Q1_powerOver at The Origami Project team blog, Ross provides some useful insights to UMPC battery management; the approach is really geared towards Vista machines, but you can certainly apply the concepts to UMPCs running Window XP Tablet Edition 2005. Ross also created a Vista Sidebar gadget to help you get a better read on your battery life; you can download that right here.

Some personal modifications to Ross’s great thoughts: I routinely keep my screen backlight to the lowest setting that I can use. I also take advantage of different power settings between an AC profile and a battery situation. If I know I’m not going to use my Bluetooth keyboard for any length of time, I’ll actually disable the Bluetooth radio in Device Manager. I set my power button to put my device in Standby and I use it often. What tips would you add?


Lorie Ghamy

I use Process Tamer (free) to control low or high process prioriy in Widows XP (5 step availables). High for video and audio, and low or near for Explorer, XnView or Firefox.

The 2.00.15 (more hard to find than the newer) no needs of the code every 6 month. It’s nice to conserve audio or video fluidity while making anithing else !

And i use the external battery from Samsung for more Power !

Steve Paine

1 min screen blank, 3 min HDD spin down and 5-10 mins standby (depending on my device.)
Lowest backlight setting.
Wifi off on startup (from standby) and don’t leave USB devices attached.
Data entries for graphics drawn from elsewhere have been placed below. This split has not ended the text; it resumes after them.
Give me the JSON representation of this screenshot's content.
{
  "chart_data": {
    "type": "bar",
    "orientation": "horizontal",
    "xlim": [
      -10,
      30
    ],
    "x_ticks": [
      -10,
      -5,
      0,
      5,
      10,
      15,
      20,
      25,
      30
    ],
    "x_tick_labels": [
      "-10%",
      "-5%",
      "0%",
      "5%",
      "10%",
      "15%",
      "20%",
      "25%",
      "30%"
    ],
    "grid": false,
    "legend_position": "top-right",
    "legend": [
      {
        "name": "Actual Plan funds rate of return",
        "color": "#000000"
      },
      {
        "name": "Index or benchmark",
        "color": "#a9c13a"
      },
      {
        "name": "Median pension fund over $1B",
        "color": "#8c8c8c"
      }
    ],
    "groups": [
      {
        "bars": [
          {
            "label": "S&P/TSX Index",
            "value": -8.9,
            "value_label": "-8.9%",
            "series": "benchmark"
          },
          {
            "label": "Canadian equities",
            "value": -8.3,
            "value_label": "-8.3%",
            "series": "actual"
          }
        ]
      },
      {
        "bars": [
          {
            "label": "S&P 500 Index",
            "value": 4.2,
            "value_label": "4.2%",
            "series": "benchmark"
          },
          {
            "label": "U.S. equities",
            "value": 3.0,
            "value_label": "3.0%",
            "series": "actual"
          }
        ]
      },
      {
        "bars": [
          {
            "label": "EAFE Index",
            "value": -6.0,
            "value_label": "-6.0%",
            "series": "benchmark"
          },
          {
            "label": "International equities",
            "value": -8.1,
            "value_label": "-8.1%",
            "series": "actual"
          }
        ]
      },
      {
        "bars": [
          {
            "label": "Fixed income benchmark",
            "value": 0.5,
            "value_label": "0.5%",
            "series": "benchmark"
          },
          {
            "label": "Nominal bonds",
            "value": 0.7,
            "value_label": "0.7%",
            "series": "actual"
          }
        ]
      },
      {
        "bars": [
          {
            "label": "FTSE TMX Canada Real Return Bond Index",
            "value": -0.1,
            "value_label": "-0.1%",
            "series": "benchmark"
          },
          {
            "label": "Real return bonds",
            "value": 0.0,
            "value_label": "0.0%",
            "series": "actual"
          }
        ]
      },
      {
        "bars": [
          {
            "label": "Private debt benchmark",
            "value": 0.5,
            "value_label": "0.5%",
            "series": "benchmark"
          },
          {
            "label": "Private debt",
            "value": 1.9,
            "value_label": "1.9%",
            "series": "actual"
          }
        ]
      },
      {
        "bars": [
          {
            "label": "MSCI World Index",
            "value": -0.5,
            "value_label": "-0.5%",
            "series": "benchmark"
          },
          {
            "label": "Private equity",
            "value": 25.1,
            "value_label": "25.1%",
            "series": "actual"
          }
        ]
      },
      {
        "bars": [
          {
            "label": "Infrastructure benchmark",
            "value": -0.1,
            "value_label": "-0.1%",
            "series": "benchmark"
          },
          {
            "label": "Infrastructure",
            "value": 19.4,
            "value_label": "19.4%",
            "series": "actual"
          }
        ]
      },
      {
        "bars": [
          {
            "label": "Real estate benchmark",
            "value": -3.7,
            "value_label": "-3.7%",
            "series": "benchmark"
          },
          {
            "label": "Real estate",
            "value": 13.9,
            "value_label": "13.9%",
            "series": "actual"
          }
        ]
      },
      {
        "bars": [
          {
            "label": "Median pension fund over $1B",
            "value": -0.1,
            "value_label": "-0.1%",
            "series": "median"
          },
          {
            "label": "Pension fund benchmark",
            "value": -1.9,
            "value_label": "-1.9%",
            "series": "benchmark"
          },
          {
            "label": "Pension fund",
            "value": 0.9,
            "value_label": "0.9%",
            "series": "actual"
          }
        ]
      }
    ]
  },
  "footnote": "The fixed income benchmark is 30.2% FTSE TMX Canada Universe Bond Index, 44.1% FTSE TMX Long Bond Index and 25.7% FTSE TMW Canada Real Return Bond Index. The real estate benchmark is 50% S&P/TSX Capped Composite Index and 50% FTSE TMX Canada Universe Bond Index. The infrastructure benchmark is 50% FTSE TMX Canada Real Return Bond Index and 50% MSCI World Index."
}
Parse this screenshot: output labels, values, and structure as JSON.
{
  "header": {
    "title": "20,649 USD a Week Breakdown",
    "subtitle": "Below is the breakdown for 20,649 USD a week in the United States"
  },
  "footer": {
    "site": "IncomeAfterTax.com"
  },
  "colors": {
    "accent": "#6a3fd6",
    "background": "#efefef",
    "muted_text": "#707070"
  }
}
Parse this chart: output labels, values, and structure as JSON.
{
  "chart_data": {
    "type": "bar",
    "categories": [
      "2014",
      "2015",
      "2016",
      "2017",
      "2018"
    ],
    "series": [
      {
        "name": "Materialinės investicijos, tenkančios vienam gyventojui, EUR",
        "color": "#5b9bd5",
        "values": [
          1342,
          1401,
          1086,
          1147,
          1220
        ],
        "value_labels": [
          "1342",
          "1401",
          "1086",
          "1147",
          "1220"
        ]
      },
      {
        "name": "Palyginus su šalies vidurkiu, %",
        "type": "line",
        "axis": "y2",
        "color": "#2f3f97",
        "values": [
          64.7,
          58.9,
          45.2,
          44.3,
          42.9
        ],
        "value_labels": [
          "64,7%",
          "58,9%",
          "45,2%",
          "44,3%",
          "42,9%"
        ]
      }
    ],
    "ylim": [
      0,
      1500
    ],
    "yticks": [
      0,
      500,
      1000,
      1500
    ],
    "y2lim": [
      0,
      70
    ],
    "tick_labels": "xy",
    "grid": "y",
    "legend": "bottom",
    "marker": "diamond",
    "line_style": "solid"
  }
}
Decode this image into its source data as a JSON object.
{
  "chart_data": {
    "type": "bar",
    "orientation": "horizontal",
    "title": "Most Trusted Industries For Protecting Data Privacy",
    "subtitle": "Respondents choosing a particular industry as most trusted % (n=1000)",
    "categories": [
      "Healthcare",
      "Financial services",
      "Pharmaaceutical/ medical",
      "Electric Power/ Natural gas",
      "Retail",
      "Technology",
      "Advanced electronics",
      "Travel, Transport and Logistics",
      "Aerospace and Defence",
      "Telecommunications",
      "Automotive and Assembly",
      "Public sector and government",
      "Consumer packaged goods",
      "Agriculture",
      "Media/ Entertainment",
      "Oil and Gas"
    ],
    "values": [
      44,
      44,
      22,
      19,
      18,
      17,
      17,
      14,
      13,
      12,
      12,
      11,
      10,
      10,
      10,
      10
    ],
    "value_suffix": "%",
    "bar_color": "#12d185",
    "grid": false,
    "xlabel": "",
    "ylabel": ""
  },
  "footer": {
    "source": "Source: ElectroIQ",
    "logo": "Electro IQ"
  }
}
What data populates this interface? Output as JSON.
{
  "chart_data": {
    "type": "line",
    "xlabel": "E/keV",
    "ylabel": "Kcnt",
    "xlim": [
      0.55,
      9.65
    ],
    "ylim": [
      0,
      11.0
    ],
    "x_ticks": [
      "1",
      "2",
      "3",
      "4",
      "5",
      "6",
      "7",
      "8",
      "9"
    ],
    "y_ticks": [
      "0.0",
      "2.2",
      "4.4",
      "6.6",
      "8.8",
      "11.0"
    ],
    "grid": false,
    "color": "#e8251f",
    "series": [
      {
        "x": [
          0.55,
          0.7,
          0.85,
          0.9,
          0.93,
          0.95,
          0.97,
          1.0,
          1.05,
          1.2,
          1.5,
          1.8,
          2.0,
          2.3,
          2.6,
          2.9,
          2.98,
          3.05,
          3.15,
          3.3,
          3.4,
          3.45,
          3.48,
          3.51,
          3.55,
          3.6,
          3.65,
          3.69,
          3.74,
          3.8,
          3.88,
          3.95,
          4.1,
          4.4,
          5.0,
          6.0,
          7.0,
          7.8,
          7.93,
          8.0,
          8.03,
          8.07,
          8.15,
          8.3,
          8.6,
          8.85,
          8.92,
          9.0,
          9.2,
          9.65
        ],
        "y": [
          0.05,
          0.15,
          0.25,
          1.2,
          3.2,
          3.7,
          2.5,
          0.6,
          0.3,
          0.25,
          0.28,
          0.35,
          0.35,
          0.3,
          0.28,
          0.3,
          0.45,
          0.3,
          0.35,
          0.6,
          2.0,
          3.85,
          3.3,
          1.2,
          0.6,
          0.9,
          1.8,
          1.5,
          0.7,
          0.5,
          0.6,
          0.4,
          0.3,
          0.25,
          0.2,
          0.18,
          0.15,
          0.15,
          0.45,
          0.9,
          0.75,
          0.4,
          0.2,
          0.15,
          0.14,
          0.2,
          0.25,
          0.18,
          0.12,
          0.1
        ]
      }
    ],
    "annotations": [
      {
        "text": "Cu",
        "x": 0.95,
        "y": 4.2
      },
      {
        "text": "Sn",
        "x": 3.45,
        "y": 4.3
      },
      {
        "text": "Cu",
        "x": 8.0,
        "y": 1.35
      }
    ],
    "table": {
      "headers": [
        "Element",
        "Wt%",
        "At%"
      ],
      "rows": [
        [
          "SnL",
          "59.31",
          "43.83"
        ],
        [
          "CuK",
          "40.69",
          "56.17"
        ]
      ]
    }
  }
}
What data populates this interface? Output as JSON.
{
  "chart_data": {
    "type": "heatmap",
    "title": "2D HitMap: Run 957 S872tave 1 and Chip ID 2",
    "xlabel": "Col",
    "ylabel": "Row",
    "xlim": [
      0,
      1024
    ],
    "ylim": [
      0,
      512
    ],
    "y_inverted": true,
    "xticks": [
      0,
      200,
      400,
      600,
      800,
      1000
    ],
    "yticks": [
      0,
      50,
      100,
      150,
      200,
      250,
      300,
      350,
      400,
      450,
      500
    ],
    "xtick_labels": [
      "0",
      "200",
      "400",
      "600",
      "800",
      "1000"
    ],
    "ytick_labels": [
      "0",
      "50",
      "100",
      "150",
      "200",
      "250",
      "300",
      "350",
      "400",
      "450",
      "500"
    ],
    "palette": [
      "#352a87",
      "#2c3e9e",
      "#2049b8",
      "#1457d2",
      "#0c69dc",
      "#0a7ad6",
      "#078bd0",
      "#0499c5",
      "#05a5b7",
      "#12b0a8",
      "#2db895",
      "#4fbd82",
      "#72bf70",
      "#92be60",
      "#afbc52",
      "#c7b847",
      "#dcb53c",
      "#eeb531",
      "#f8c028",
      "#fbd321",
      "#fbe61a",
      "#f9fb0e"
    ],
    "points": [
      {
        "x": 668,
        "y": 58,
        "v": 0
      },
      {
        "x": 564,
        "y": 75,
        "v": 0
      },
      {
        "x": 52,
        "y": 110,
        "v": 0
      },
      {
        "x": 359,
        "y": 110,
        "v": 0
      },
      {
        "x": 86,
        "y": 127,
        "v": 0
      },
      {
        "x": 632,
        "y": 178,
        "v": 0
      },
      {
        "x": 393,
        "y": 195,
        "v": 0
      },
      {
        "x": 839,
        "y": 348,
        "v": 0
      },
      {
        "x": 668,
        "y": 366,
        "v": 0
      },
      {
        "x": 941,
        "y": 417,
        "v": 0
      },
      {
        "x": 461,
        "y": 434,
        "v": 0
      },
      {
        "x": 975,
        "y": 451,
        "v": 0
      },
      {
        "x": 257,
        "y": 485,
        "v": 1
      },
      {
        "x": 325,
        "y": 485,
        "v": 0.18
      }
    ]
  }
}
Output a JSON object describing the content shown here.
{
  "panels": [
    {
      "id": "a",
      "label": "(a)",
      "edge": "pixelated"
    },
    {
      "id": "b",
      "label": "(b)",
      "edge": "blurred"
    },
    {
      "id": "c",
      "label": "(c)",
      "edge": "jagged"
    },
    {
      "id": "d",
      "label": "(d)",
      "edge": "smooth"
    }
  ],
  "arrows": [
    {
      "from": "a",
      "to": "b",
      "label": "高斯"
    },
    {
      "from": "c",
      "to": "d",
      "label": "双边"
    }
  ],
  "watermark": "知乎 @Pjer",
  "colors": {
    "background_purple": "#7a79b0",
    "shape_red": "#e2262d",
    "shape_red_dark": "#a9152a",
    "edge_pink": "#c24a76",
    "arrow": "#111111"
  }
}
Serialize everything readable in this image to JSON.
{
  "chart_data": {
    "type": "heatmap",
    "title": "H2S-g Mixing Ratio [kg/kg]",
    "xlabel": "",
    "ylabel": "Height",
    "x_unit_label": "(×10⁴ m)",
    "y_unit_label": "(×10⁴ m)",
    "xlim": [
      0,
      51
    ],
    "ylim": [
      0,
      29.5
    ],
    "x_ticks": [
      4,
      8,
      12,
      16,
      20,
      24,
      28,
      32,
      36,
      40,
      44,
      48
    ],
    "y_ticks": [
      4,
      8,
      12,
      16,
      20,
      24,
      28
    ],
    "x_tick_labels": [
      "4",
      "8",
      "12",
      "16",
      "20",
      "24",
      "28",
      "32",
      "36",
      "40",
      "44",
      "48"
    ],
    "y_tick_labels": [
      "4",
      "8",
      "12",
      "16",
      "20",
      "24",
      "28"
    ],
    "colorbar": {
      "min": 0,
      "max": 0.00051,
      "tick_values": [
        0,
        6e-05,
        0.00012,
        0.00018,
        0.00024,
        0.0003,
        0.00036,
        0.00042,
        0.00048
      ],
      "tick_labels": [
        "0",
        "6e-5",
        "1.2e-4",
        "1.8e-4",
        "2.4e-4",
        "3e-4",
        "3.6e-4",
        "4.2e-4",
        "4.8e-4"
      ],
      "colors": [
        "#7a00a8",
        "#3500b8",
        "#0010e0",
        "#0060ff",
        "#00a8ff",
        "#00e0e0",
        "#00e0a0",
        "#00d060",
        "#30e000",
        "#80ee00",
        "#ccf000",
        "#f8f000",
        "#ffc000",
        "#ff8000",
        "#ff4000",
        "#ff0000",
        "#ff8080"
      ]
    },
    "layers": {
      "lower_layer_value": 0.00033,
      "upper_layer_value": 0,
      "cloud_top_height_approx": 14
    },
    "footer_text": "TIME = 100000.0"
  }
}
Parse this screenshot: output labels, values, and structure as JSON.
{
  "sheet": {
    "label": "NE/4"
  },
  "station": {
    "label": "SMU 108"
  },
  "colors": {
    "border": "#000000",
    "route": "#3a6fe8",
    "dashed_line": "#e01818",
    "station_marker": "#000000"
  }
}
Make sure you look for a LED backlit screen when choosing a UMPC. This is the BIG power saver. USB Wifi modules can be pretty heavy drains too. 2-3 watts is not uncommon for a cheap wifi module. N800 has a very impressive wifi module. Strong and low power.



I turned the Wifi in the Bios from ALWAYS ON to OFF..
It’s easy to turn on from menu when needed.



Actually, Citanic, Because of the way lcds work, that would actually use more power than setting the screen to all white. This is because lcds block certain colors of the white light to create the color you see. Since black is the absence of light, the screen is turning all transistors in the screen on to block the light. The point is moot, however, because the difference in power consumption due that what is on the screen is negligible. The lcd screen itself uses very little power. The backlight is what uses the huge majority of the power.

Ok, on to my tip. I have my screen set to turn off and my hard drive set to spin down after a short time (1 min for the screen and 5 min for the hard drive) and I have it set so my system goes into standby in ten minutes. When I’m using my tablet I almost always have the pen at the screen so I don’t really have issues with the screen turning off when I’m trying to read it.